Gov. Charlie Baker spoke at the Senate Health, Education, Labor, and Pensions Committee hearing to discuss ways to stabilize health insurance markets​ on Sept. 7.

Credit: Jose Luis Magana/AP

4 Thoughts On Gov. Charlie Baker’s Washington Health Care Testimony

September 8, 2017
  1. It was vintage Charlie. Just as the late Boston Mayor Tom Menino was the self-styled urban mechanic, so is Baker the town manager of Massachusetts. Baker is too shrewd to call himself that. But his Capitol Hill performance was fact-based and leavened with the sort analysis that only the delusional would dispute.
  2. Despite the cameras, Baker was playing an inside game. Believe the Governor when he says he has no national aspirations. A politician aiming to shimmy up the greasy poll of presidential politics might have returned to Beacon Hill to find a few national reported headlined: “A Kasich-Weld Team Could Bring Trump Down.” His exchanges with Massachusetts’ senior senator, Democrat Elizabeth Warren, suggested two people who have spent time talking through the issues and reaching fundamental agreement. No doubt he’s been lobbying his own party vigorously. He knows the Democratic-controlled legislature is watching him, and he was at the top of his game.
  3. Baker’s appearance will be good for his re-election effort.

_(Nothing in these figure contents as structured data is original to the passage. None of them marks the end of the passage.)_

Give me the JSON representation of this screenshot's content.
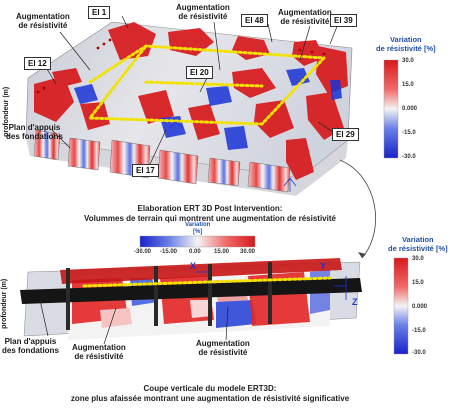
{
  "top_view": {
    "electrodes": [
      "El 1",
      "El 48",
      "El 39",
      "El 12",
      "El 20",
      "El 29",
      "El 17"
    ],
    "labels": {
      "aug_left": "Augmentation\nde résistivité",
      "aug_center": "Augmentation\nde résistivité",
      "aug_right": "Augmentation\nde résistivité",
      "depth_axis": "profondeur (m)",
      "foundation_plane": "Plan d'appuis\ndes fondations"
    },
    "colorbar": {
      "title": "Variation\nde résistivité [%]",
      "ticks": [
        "30.0",
        "15.0",
        "0.000",
        "-15.0",
        "-30.0"
      ]
    },
    "caption": "Elaboration ERT 3D Post Intervention:\nVolummes de terrain qui montrent une augmentation de résistivité"
  },
  "middle_legend": {
    "title": "Variation\n[%]",
    "ticks": [
      "-30.00",
      "-15.00",
      "0.00",
      "15.00",
      "30.00"
    ]
  },
  "bottom_view": {
    "labels": {
      "depth_axis": "profondeur (m)",
      "foundation_plane": "Plan d'appuis\ndes fondations",
      "aug_left": "Augmentation\nde résistivité",
      "aug_right": "Augmentation\nde résistivité",
      "axis_x": "X",
      "axis_y": "Y",
      "axis_z": "Z"
    },
    "colorbar": {
      "title": "Variation\nde résistivité [%]",
      "ticks": [
        "30.0",
        "15.0",
        "0.000",
        "-15.0",
        "-30.0"
      ]
    },
    "caption": "Coupe verticale du modele ERT3D:\nzone plus afaissée montrant une augmentation de résistivité significative"
  },
  "colors": {
    "high": "#d7191c",
    "mid": "#f2f2f2",
    "low": "#1a33d6",
    "outline_dots": "#f2e200",
    "colorbar_title": "#1f4fa8"
  }
}
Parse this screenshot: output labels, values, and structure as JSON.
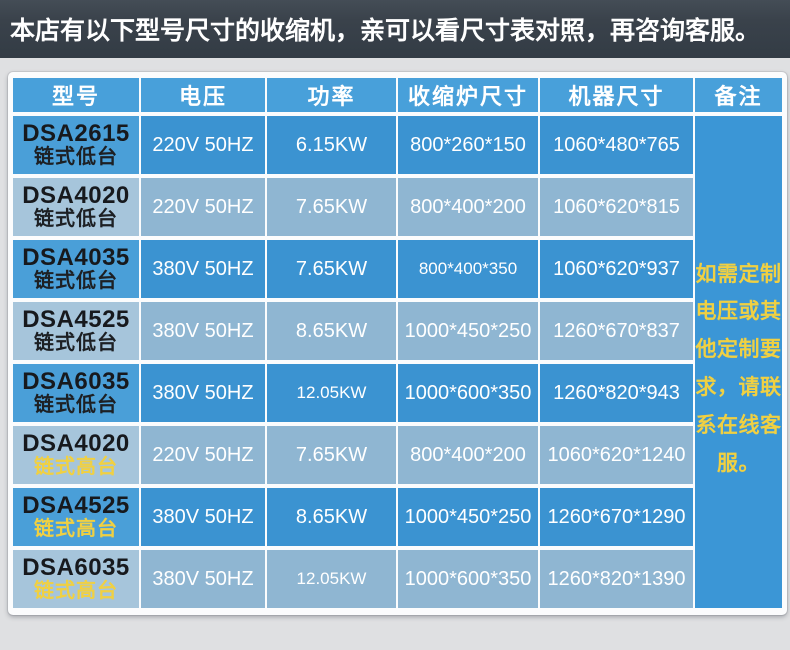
{
  "banner": {
    "text": "本店有以下型号尺寸的收缩机，亲可以看尺寸表对照，再咨询客服。"
  },
  "table": {
    "columns": [
      "型号",
      "电压",
      "功率",
      "收缩炉尺寸",
      "机器尺寸",
      "备注"
    ],
    "rows": [
      {
        "model": "DSA2615",
        "variant": "链式低台",
        "variant_style": "black",
        "voltage": "220V 50HZ",
        "power": "6.15KW",
        "furnace_size": "800*260*150",
        "machine_size": "1060*480*765",
        "shade": "dark",
        "small": []
      },
      {
        "model": "DSA4020",
        "variant": "链式低台",
        "variant_style": "black",
        "voltage": "220V 50HZ",
        "power": "7.65KW",
        "furnace_size": "800*400*200",
        "machine_size": "1060*620*815",
        "shade": "light",
        "small": []
      },
      {
        "model": "DSA4035",
        "variant": "链式低台",
        "variant_style": "black",
        "voltage": "380V 50HZ",
        "power": "7.65KW",
        "furnace_size": "800*400*350",
        "machine_size": "1060*620*937",
        "shade": "dark",
        "small": [
          "furnace_size"
        ]
      },
      {
        "model": "DSA4525",
        "variant": "链式低台",
        "variant_style": "black",
        "voltage": "380V 50HZ",
        "power": "8.65KW",
        "furnace_size": "1000*450*250",
        "machine_size": "1260*670*837",
        "shade": "light",
        "small": []
      },
      {
        "model": "DSA6035",
        "variant": "链式低台",
        "variant_style": "black",
        "voltage": "380V 50HZ",
        "power": "12.05KW",
        "furnace_size": "1000*600*350",
        "machine_size": "1260*820*943",
        "shade": "dark",
        "small": [
          "power"
        ]
      },
      {
        "model": "DSA4020",
        "variant": "链式高台",
        "variant_style": "yellow",
        "voltage": "220V 50HZ",
        "power": "7.65KW",
        "furnace_size": "800*400*200",
        "machine_size": "1060*620*1240",
        "shade": "light",
        "small": []
      },
      {
        "model": "DSA4525",
        "variant": "链式高台",
        "variant_style": "yellow",
        "voltage": "380V 50HZ",
        "power": "8.65KW",
        "furnace_size": "1000*450*250",
        "machine_size": "1260*670*1290",
        "shade": "dark",
        "small": []
      },
      {
        "model": "DSA6035",
        "variant": "链式高台",
        "variant_style": "yellow",
        "voltage": "380V 50HZ",
        "power": "12.05KW",
        "furnace_size": "1000*600*350",
        "machine_size": "1260*820*1390",
        "shade": "light",
        "small": [
          "power"
        ]
      }
    ],
    "remark": "如需定制\n电压或其\n他定制要\n求，请联\n系在线客\n服。"
  },
  "colors": {
    "banner_bg": "#3a424b",
    "header_blue": "#48a0da",
    "row_dark": "#3b93d1",
    "row_light": "#8fb6d2",
    "model_dark": "#4a9fd8",
    "model_light": "#a6c5db",
    "remark_blue": "#3b96d6",
    "accent_yellow": "#f0d042",
    "page_bg": "#dfe0e2",
    "model_text": "#17191d"
  }
}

He’s yet to formally announce, but that’s considered a technicality because he’s raising money. It’s not that his performance will resonate through the weeks and months. Hardly. What matters is that the news footage exists. This is the stuff of several very strong television and online commercials that will show Baker fighting for Massachusetts in the face opposition from the national GOP. Add endorsements from renegade Republicans such as Sen. John McCain of Arizona and Sen. Susan Collins of Maine and you’ll see why independent voters and some Democrats will stay with Baker.
  4. With luck, Baker and all the others trying to keep the ACA alive might be able to avert disaster, but they can’t avoid pain. Within the next two years, the odds are that the working poor and the unemployed will be disproportionately hit by health care belt tightening. And that’s the best-case scenario. Massachusetts just doesn’t have the resources to fill all the gaps that will emerge as Washington rolls back coverage. The fact that the most recent report suggests that revenue from taxes is once again softening has Beacon Hill realists worrying.